Several good maximum-traction tires for truck enthusiasts to consider include the BFGoodrich Mud-Terrain T/A, Firestone’s Destination M/T and the Wrangler MT/R from Goodyear.
[pagebreak] Smooth-Riding Treads
If you drive 200 miles on the highway for every two miles off-road, consider one of the new breed of pavement- oriented truck tires. Products in this new tire category (spurred by the popularity of full-size trucks and SUVs) put a premium on ride and handling qualities, have tread patterns optimized to grip in wet weather and are available in sizes to fit most light-duty pickups. The latest entriees in this class include the Bridgestone Dueler H/L Alenza and the Toyo Open Country H/T.
While few of us like the sloppy weather that comes in early spring, it’s good to know that tire technology is on our side, even when Mother Nature isn’t.
Tips for Driving in Slop
Use your momentum. Don’t stop until you want to, or you may be there for a while.
Don’t over-drive the conditions. Ham-handed steering and brake-pedal stabbing will cause your truck to plow, not turn or stop.
Go easy on the gas pedal. In a similar vein, excessive throttle can spin tires, which will dig you in, not send you out. Drive only as fast as you need to.
Watch for ice. Beware of road- and trailside shadows that hide ice patches.

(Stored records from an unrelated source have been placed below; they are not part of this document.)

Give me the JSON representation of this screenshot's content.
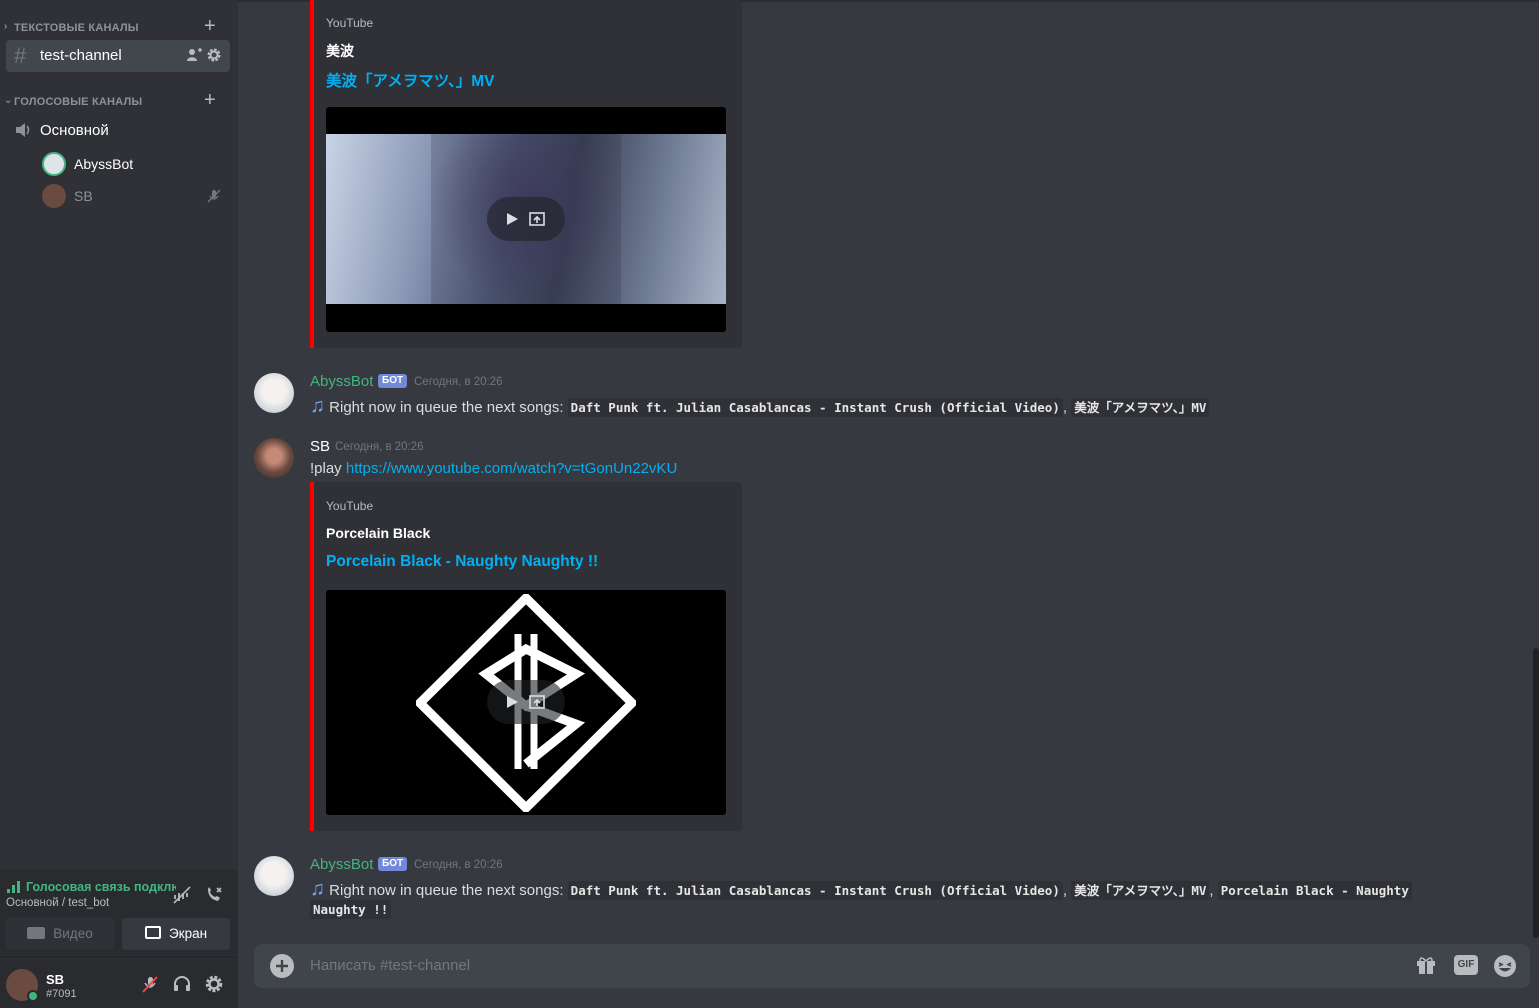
{
  "sidebar": {
    "text_category": "ТЕКСТОВЫЕ КАНАЛЫ",
    "text_channel": "test-channel",
    "voice_category": "ГОЛОСОВЫЕ КАНАЛЫ",
    "voice_channel": "Основной",
    "voice_users": [
      {
        "name": "AbyssBot",
        "color": "#ffffff"
      },
      {
        "name": "SB",
        "color": "#8e9297"
      }
    ]
  },
  "voice_panel": {
    "status": "Голосовая связь подключена",
    "location": "Основной / test_bot",
    "video_label": "Видео",
    "screen_label": "Экран"
  },
  "user": {
    "name": "SB",
    "tag": "#7091"
  },
  "messages": {
    "embed1": {
      "provider": "YouTube",
      "author": "美波",
      "title": "美波「アメヲマツ、」MV"
    },
    "msg1": {
      "author": "AbyssBot",
      "bot_tag": "БОТ",
      "time": "Сегодня, в 20:26",
      "prefix": "Right now in queue the next songs:",
      "song1": "Daft Punk ft. Julian Casablancas - Instant Crush (Official Video)",
      "sep": ",",
      "song2": "美波「アメヲマツ、」MV"
    },
    "msg2": {
      "author": "SB",
      "time": "Сегодня, в 20:26",
      "command": "!play",
      "url": "https://www.youtube.com/watch?v=tGonUn22vKU"
    },
    "embed2": {
      "provider": "YouTube",
      "author": "Porcelain Black",
      "title": "Porcelain Black - Naughty Naughty !!"
    },
    "msg3": {
      "author": "AbyssBot",
      "bot_tag": "БОТ",
      "time": "Сегодня, в 20:26",
      "prefix": "Right now in queue the next songs:",
      "song1": "Daft Punk ft. Julian Casablancas - Instant Crush (Official Video)",
      "sep1": ",",
      "song2": "美波「アメヲマツ、」MV",
      "sep2": ",",
      "song3a": "Porcelain Black - Naughty",
      "song3b": "Naughty !!"
    }
  },
  "composer": {
    "placeholder": "Написать #test-channel",
    "gif_label": "GIF"
  },
  "colors": {
    "bot_name": "#43b581",
    "accent": "#7289da",
    "link": "#00b0f4",
    "embed_border": "#ff0000",
    "voice_connected": "#43b581"
  }
}
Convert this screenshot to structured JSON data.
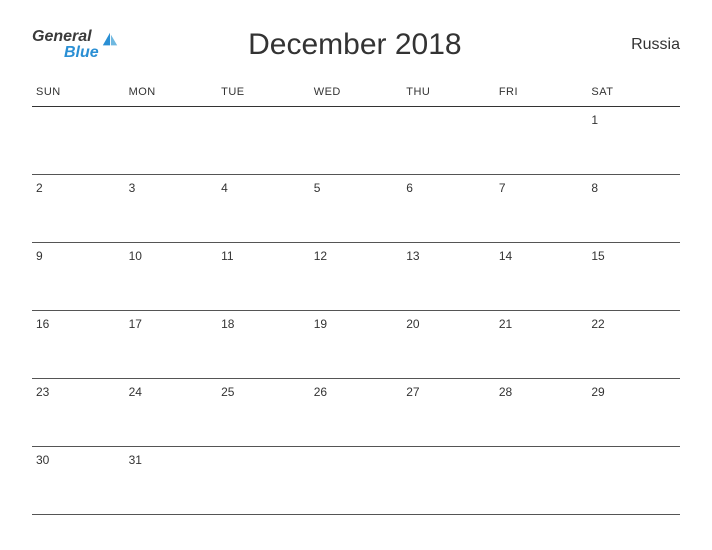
{
  "logo": {
    "general": "General",
    "blue": "Blue"
  },
  "title": "December 2018",
  "country": "Russia",
  "weekdays": [
    "SUN",
    "MON",
    "TUE",
    "WED",
    "THU",
    "FRI",
    "SAT"
  ],
  "grid": [
    [
      "",
      "",
      "",
      "",
      "",
      "",
      "1"
    ],
    [
      "2",
      "3",
      "4",
      "5",
      "6",
      "7",
      "8"
    ],
    [
      "9",
      "10",
      "11",
      "12",
      "13",
      "14",
      "15"
    ],
    [
      "16",
      "17",
      "18",
      "19",
      "20",
      "21",
      "22"
    ],
    [
      "23",
      "24",
      "25",
      "26",
      "27",
      "28",
      "29"
    ],
    [
      "30",
      "31",
      "",
      "",
      "",
      "",
      ""
    ]
  ]
}
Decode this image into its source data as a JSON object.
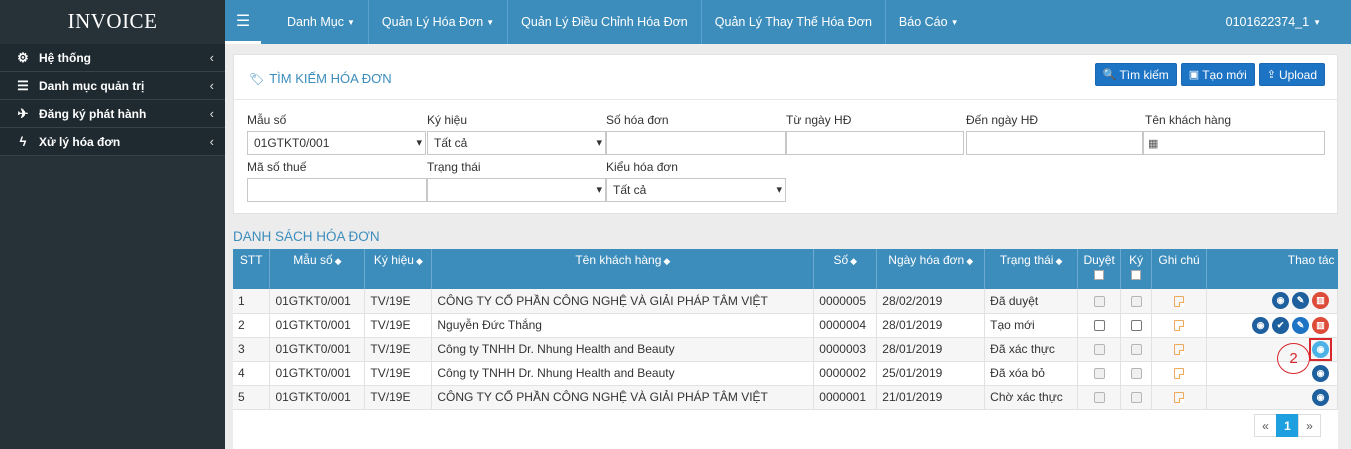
{
  "sidebar": {
    "brand": "INVOICE",
    "items": [
      {
        "label": "Hệ thống",
        "icon": "gear-icon"
      },
      {
        "label": "Danh mục quản trị",
        "icon": "list-icon"
      },
      {
        "label": "Đăng ký phát hành",
        "icon": "plane-icon"
      },
      {
        "label": "Xử lý hóa đơn",
        "icon": "bolt-icon"
      }
    ]
  },
  "topbar": {
    "nav": [
      {
        "label": "Danh Mục",
        "dropdown": true
      },
      {
        "label": "Quản Lý Hóa Đơn",
        "dropdown": true
      },
      {
        "label": "Quản Lý Điều Chỉnh Hóa Đơn",
        "dropdown": false
      },
      {
        "label": "Quản Lý Thay Thế Hóa Đơn",
        "dropdown": false
      },
      {
        "label": "Báo Cáo",
        "dropdown": true
      }
    ],
    "user": "0101622374_1"
  },
  "search": {
    "title": "TÌM KIẾM HÓA ĐƠN",
    "buttons": {
      "search": "Tìm kiếm",
      "create": "Tạo mới",
      "upload": "Upload"
    },
    "fields": {
      "mau_so": {
        "label": "Mẫu số",
        "value": "01GTKT0/001"
      },
      "ky_hieu": {
        "label": "Ký hiệu",
        "value": "Tất cả"
      },
      "so_hoa_don": {
        "label": "Số hóa đơn",
        "value": ""
      },
      "tu_ngay": {
        "label": "Từ ngày HĐ",
        "value": ""
      },
      "den_ngay": {
        "label": "Đến ngày HĐ",
        "value": ""
      },
      "ten_khach_hang": {
        "label": "Tên khách hàng",
        "value": ""
      },
      "ma_so_thue": {
        "label": "Mã số thuế",
        "value": ""
      },
      "trang_thai": {
        "label": "Trạng thái",
        "value": ""
      },
      "kieu_hoa_don": {
        "label": "Kiểu hóa đơn",
        "value": "Tất cả"
      }
    }
  },
  "list": {
    "title": "DANH SÁCH HÓA ĐƠN",
    "headers": {
      "stt": "STT",
      "mau_so": "Mẫu số",
      "ky_hieu": "Ký hiệu",
      "ten_kh": "Tên khách hàng",
      "so": "Số",
      "ngay": "Ngày hóa đơn",
      "trang_thai": "Trạng thái",
      "duyet": "Duyệt",
      "ky": "Ký",
      "ghi_chu": "Ghi chú",
      "thao_tac": "Thao tác"
    },
    "rows": [
      {
        "stt": "1",
        "mau_so": "01GTKT0/001",
        "ky_hieu": "TV/19E",
        "ten_kh": "CÔNG TY CỔ PHẦN CÔNG NGHỆ VÀ GIẢI PHÁP TÂM VIỆT",
        "so": "0000005",
        "ngay": "28/02/2019",
        "trang_thai": "Đã duyệt"
      },
      {
        "stt": "2",
        "mau_so": "01GTKT0/001",
        "ky_hieu": "TV/19E",
        "ten_kh": "Nguyễn Đức Thắng",
        "so": "0000004",
        "ngay": "28/01/2019",
        "trang_thai": "Tạo mới"
      },
      {
        "stt": "3",
        "mau_so": "01GTKT0/001",
        "ky_hieu": "TV/19E",
        "ten_kh": "Công ty TNHH Dr. Nhung Health and Beauty",
        "so": "0000003",
        "ngay": "28/01/2019",
        "trang_thai": "Đã xác thực"
      },
      {
        "stt": "4",
        "mau_so": "01GTKT0/001",
        "ky_hieu": "TV/19E",
        "ten_kh": "Công ty TNHH Dr. Nhung Health and Beauty",
        "so": "0000002",
        "ngay": "25/01/2019",
        "trang_thai": "Đã xóa bỏ"
      },
      {
        "stt": "5",
        "mau_so": "01GTKT0/001",
        "ky_hieu": "TV/19E",
        "ten_kh": "CÔNG TY CỔ PHẦN CÔNG NGHỆ VÀ GIẢI PHÁP TÂM VIỆT",
        "so": "0000001",
        "ngay": "21/01/2019",
        "trang_thai": "Chờ xác thực"
      }
    ]
  },
  "annotation": {
    "step": "2"
  },
  "pagination": {
    "prev": "«",
    "current": "1",
    "next": "»"
  }
}
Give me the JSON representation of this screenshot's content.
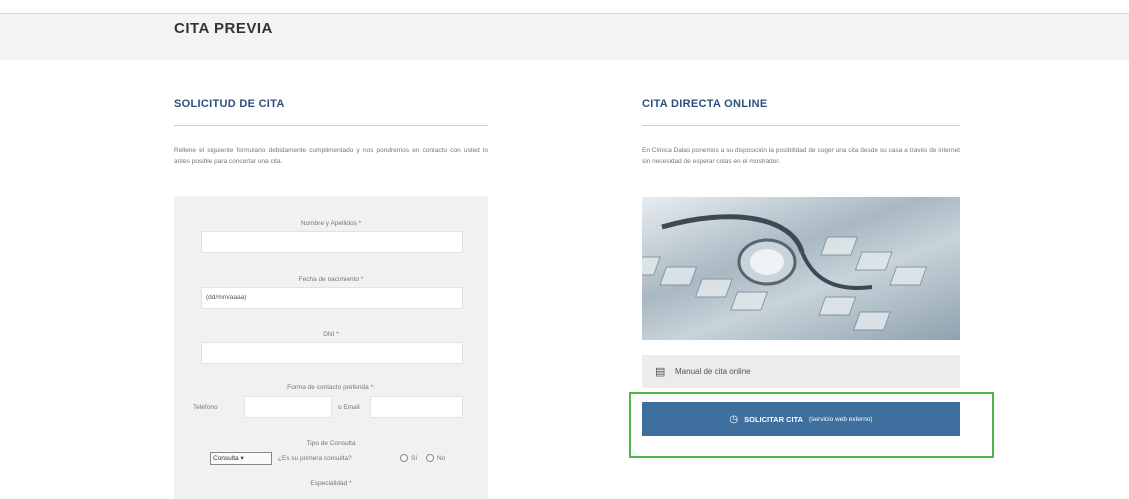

Try turning. If you are in 4WD and bogged down in mud, turning your front tires to lock may help them grab some traction.
Get a grip. Many people who live in snow country carry bags of sand to use for traction in case they get stuck in slippery snow, but a bag of kitty litter works just as well and weighs a lot less.
Carry traction aids. Keep a tow strap, winch and high-lift jack with you in case you get stuck. Have a cell phone handy for really sticky situations.